La carretera estaba llena de coches. La gente iba y venía con apuro. Alexandra se relajó y aceleró un poco más. Pero no logró relajarse del todo.
En medio de la vía se movía un gatito blanco como la nieve. Pequeño, polvoriento, asustado. Alexandra pudo verlo claramente: sus ojos suplicaban. En ellos había miedo, esperanza, ruego.
«Me lo estoy imaginando… no puede ser…», pensó. Pero en el retrovisor vio al gatito sentarse y juntar sus patitas delanteras —como si rezara.
— Pobre criatura… ¿Qué hace aquí?
Algo en su interior se estremeció. Sintió el impulso de detenerse, recogerlo, al menos para sacarlo del camino. Pero… no había tiempo.
Miró el reloj: habían pasado 58 minutos desde que salió de casa. No podía detenerse por un gatito. Ni siquiera tenía tiempo para su propia vida. Pero, aun así, miró por última vez…
El gatito corría tras el coche. Pequeño, frágil, desesperado por alcanzarla.
«¡Basta!» —pensó Alexandra, y volvió su atención al camino. Tenía cosas que hacer.

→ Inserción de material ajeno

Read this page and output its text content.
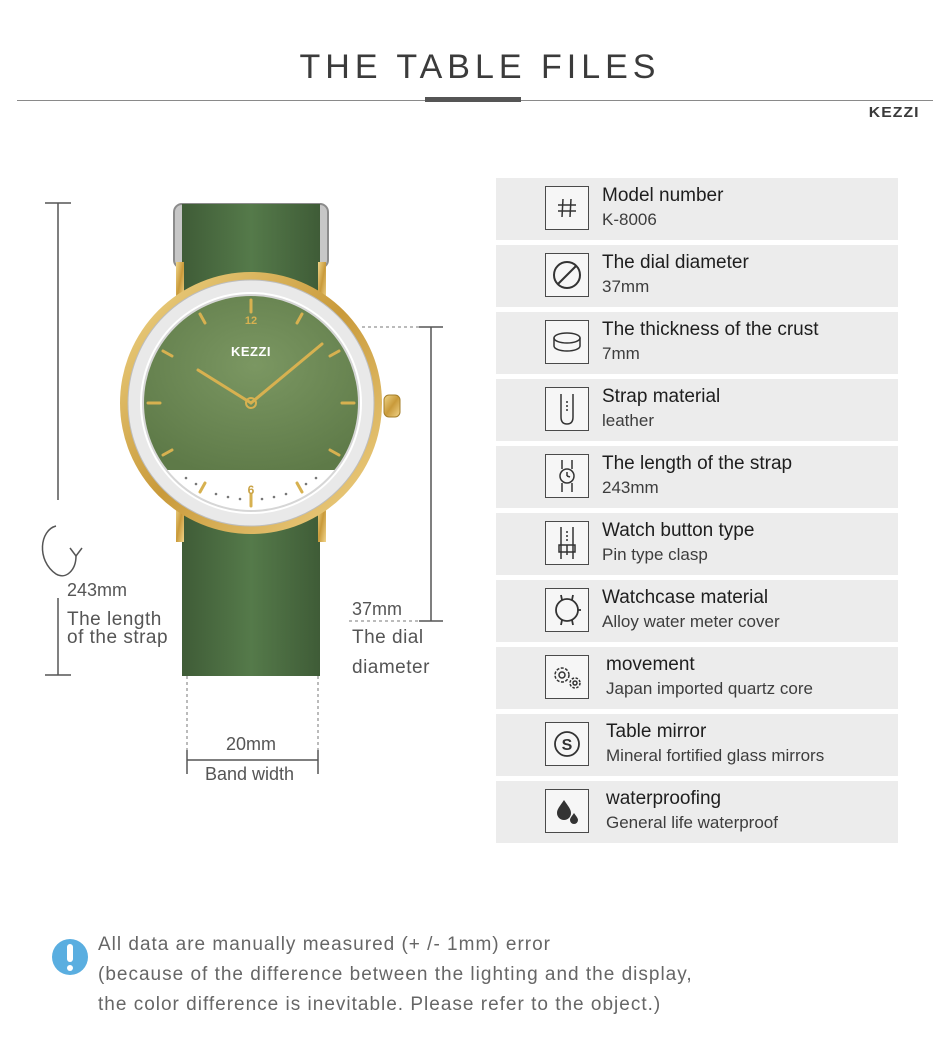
THE TABLE FILES
KEZZI
12
6
KEZZI
243mm
The length
of the strap
37mm
The dial
diameter
20mm
Band width
Model number
K-8006
The dial diameter
37mm
The thickness of the crust
7mm
Strap material
leather
The length of the strap
243mm
Watch button type
Pin type clasp
Watchcase material
Alloy water meter cover
movement
Japan imported quartz core
S
Table mirror
Mineral fortified glass mirrors
waterproofing
General life waterproof
All data are manually measured (+ /- 1mm) error
(because of the difference between the lighting and the display,
the color difference is inevitable. Please refer to the object.)
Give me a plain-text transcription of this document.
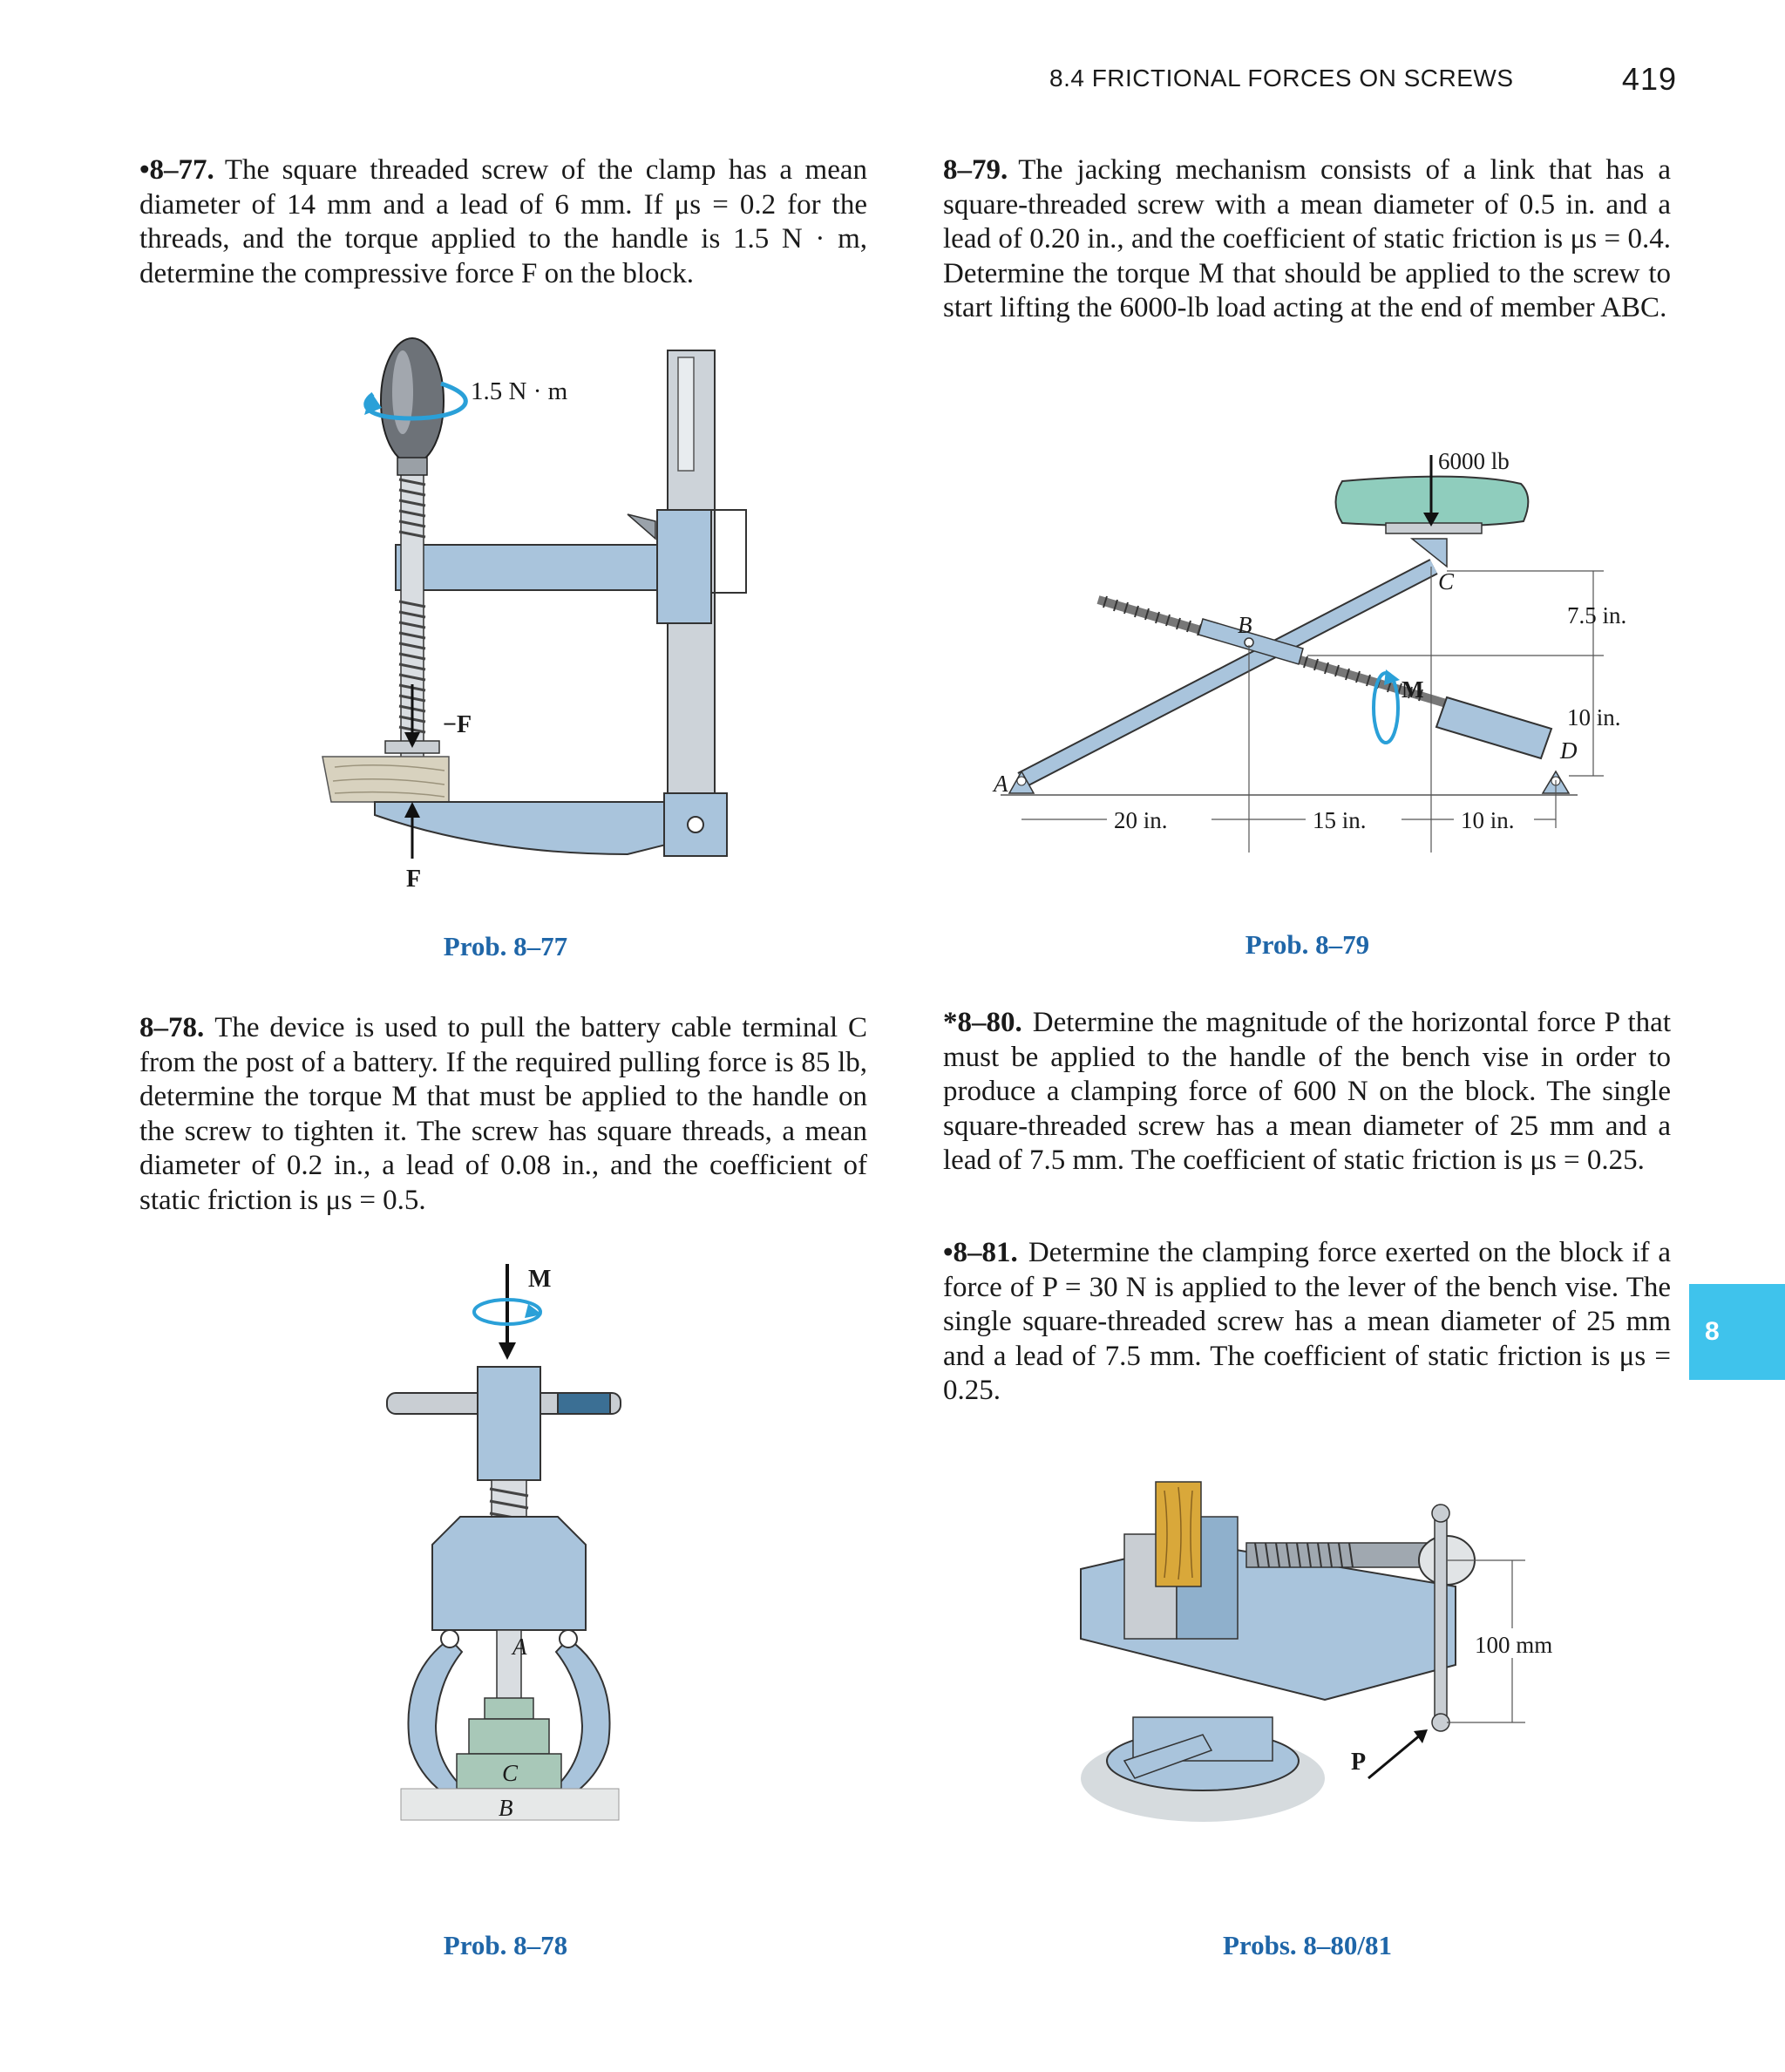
8.4 FRICTIONAL FORCES ON SCREWS	419
•8–77. The square threaded screw of the clamp has a mean diameter of 14 mm and a lead of 6 mm. If μs = 0.2 for the threads, and the torque applied to the handle is 1.5 N · m, determine the compressive force F on the block.
8–79. The jacking mechanism consists of a link that has a square-threaded screw with a mean diameter of 0.5 in. and a lead of 0.20 in., and the coefficient of static friction is μs = 0.4. Determine the torque M that should be applied to the screw to start lifting the 6000-lb load acting at the end of member ABC.
1.5 N · m
−F
F
6000 lb
M
A
B
C
D
7.5 in.
10 in.
20 in.	15 in.	10 in.
Prob. 8–77	Prob. 8–79
8–78. The device is used to pull the battery cable terminal C from the post of a battery. If the required pulling force is 85 lb, determine the torque M that must be applied to the handle on the screw to tighten it. The screw has square threads, a mean diameter of 0.2 in., a lead of 0.08 in., and the coefficient of static friction is μs = 0.5.
*8–80. Determine the magnitude of the horizontal force P that must be applied to the handle of the bench vise in order to produce a clamping force of 600 N on the block. The single square-threaded screw has a mean diameter of 25 mm and a lead of 7.5 mm. The coefficient of static friction is μs = 0.25.
•8–81. Determine the clamping force exerted on the block if a force of P = 30 N is applied to the lever of the bench vise. The single square-threaded screw has a mean diameter of 25 mm and a lead of 7.5 mm. The coefficient of static friction is μs = 0.25.
8
M
A
C
B
P
100 mm
Prob. 8–78	Probs. 8–80/81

No era su responsabilidad. Que otros se ocuparan de los animales. Ella no.
Dos minutos después, el coche derrapó. El chillido de las ruedas, la pérdida de control… y luego, una neblina densa, viscosa, gris. Y dentro de ella volvió a oírse esa voz, ahora ronca y burlona:
— ¿Por qué ustedes, los humanos, siempre me echan la culpa? Si hasta te di una oportunidad. Tres, para ser exactos. Todas estuvieron delante de ti.
Solo tenías que detenerte. Solo ayudar. El ave, el perro, el gatito… Eras tú misma. Eran fragmentos de tu alma gritando: «¡Detente!»
La voz se apagó un momento. Ahora sonaba más baja, casi dolida:
— ¿Sabes lo poco frecuente que es que alguien aproveche esas oportunidades? En siglos, apenas unos pocos. Pero cuando sucede, me alegra. Porque les devuelvo su cuarta parte. Entera. Y el destino de esas personas… jamás vuelve a ser el mismo…
Alexandra quiso decir algo, responder, pero de la niebla surgieron unas patas negras, peludas, con garras, que se extendieron hacia ella…
P.D. La próxima vez que pases junto a alguien necesitado —sea una persona, un animal, no importa—, detente. Tal vez sea tu propia alma gritándote: «¡Detente!» Porque ella… ya sabe lo que viene.